Typical example - Post independence India under the visionary rule of Nehru, who envisaged a mixed economy, a government that would be a mix of capitalistic and communistic ideologies, where the state ran all the major industries and necessarily make the remaining dependent upon the state.

But things did not turn out, the way Nehru wanted them to. Bureaucrats enamored power and felt no shame in using it for the betterment of their own being. Bribing became a common phenomenon, from T.C to collector, from manager to peon, from tax inspector to sub-inspector; everyone employed under any government organization was corrupt.

Later on came Indira Gandhi with her stiffer, uglier policies of socialism – she nationalized all the banks (China still has all its banks owned by the government); imposed free trade barring acts like MRTP (Monopolies and Restrictive Trade Practices act). In her regime, came the era infamously called the License Raj, where a company was required to get licenses for almost every new act. You wanted to open a new shop; buy telephone, scooter; go abroad or for that matter anything which state felt like required license, you had to get a license. The same required a whole round of bribing starting from peon to the ministry.

As a result of all such (mal) practices and that too for such a long time, Bureaucrats gained more power and hence became more corrupt than ever.

But there was an uglier and much more unacceptable consequence bound to happen. The Indian businessmen created this hard and harsh notion, that here in order to run industries you have to be corrupt. A businessman before writing the first draft of his proposal/plan had to bear certain things in his mind:

  • No matter how good his plan was, he had to bribe the bank officials to sanction the loan.
  • No matter how he is killing his margin, he had to convince (read bribe) the ministry that he was doing it not for the sake of profits (A businessman starting a new venture and that too not for profit – how foolish!!).
  • Once the plan would go on track anyhow, there would be union troubles even before the first quarterly results would be declared.
  • Expanding the business would require more convincing (bribing) than starting the same.
  • In no case he could think of promoting the business oversees, pertaining to the strict laws with regards to exports and foreign trade practices.

(JRD always felt bad for not being able to convince Nehru (also Indira) about the benefits of a private enterprise parallel to the one owned by state)

So, what socialism did for Indian private companies willing to grow was something like this –
They kept on pouring acid instead of water to the seeds that were sown by someone else (private houses). Knowing the fact that the seeds would require proper care and nurturing and above all water, they still poured acid. Certainly, they killed most of the seeds; the plants were nipped in the bud. But the ones that were able to thrive even upon acid-care, Can you even imagine them to be any fruitful to the nation building. No they can’t. They can’t conceive any fruits for the people of the nation (who anyways were willing to eat anything that came their way, pertaining to the prolonged hunger and the prolonged beatings by the mighty).

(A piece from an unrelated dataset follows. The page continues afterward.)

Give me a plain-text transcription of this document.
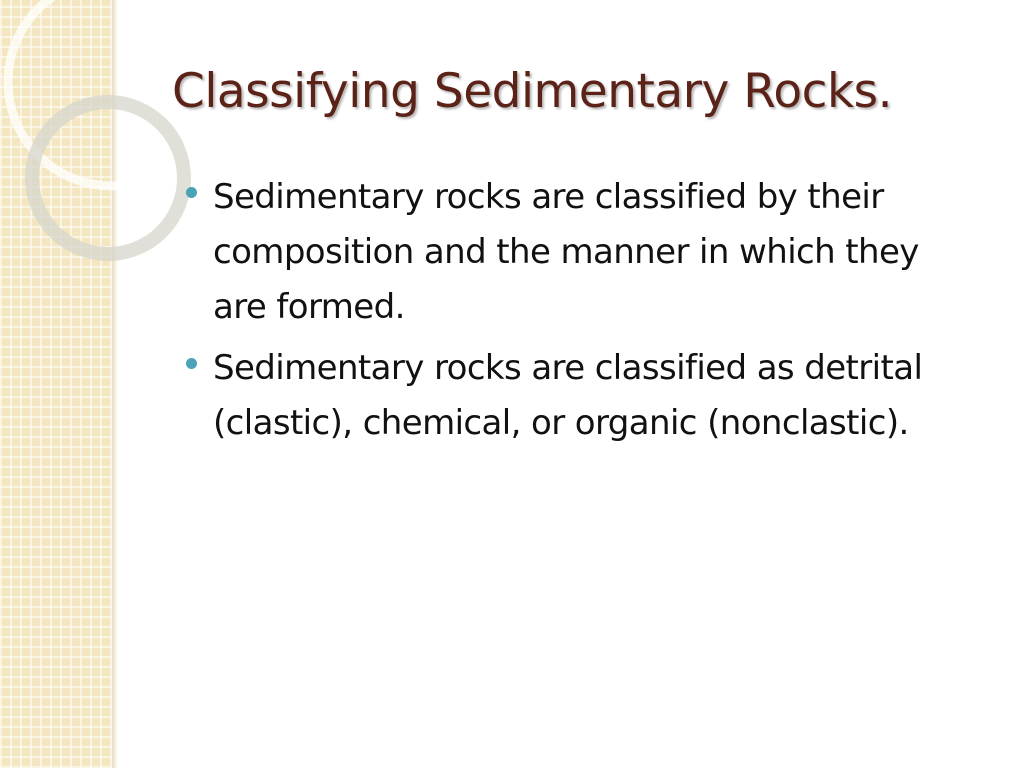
Classifying Sedimentary Rocks.
Sedimentary rocks are classified by their composition and the manner in which they are formed.
Sedimentary rocks are classified as detrital (clastic), chemical, or organic (nonclastic).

The businessmen became corrupt from the root itself. Tax-theft was no more considered a theft, illegal imports, bribing the officials for official/unofficial sanctions, bending jurisdiction as per the trade requirements with the aid of contacts and the green notes became a daily practice. From a small kirana-store to the million-dollar business house, all lost their ethics, their morality; all they knew was how to get rid of the ugly, sticky clutches of the socialistic beast, Nehru created (though unknowingly).

But times have changed ever since India adopted the free trade practices. Now Indian companies are buying out their foreign counterparts. And there are enough of initiatives by the government to pour water instead of acid.

1 comment:

Ranjeet Mishra said...

Hey sudharm!

wow! What an analysis.

Vision is one thing and implementation is absolutely a different thing,
Mixed economy was really a good thought but when it comes to practicality (because people thought profit is a bad word) it failed and let the parallel companies to not grow in the fashion they can.

I think later (new visionaries most of them are new business man) broke this mentality of thinking bad for profit, and in turn we today leaving in an era where we can experiencing private companies making there impact on world stage and socially India is more secure.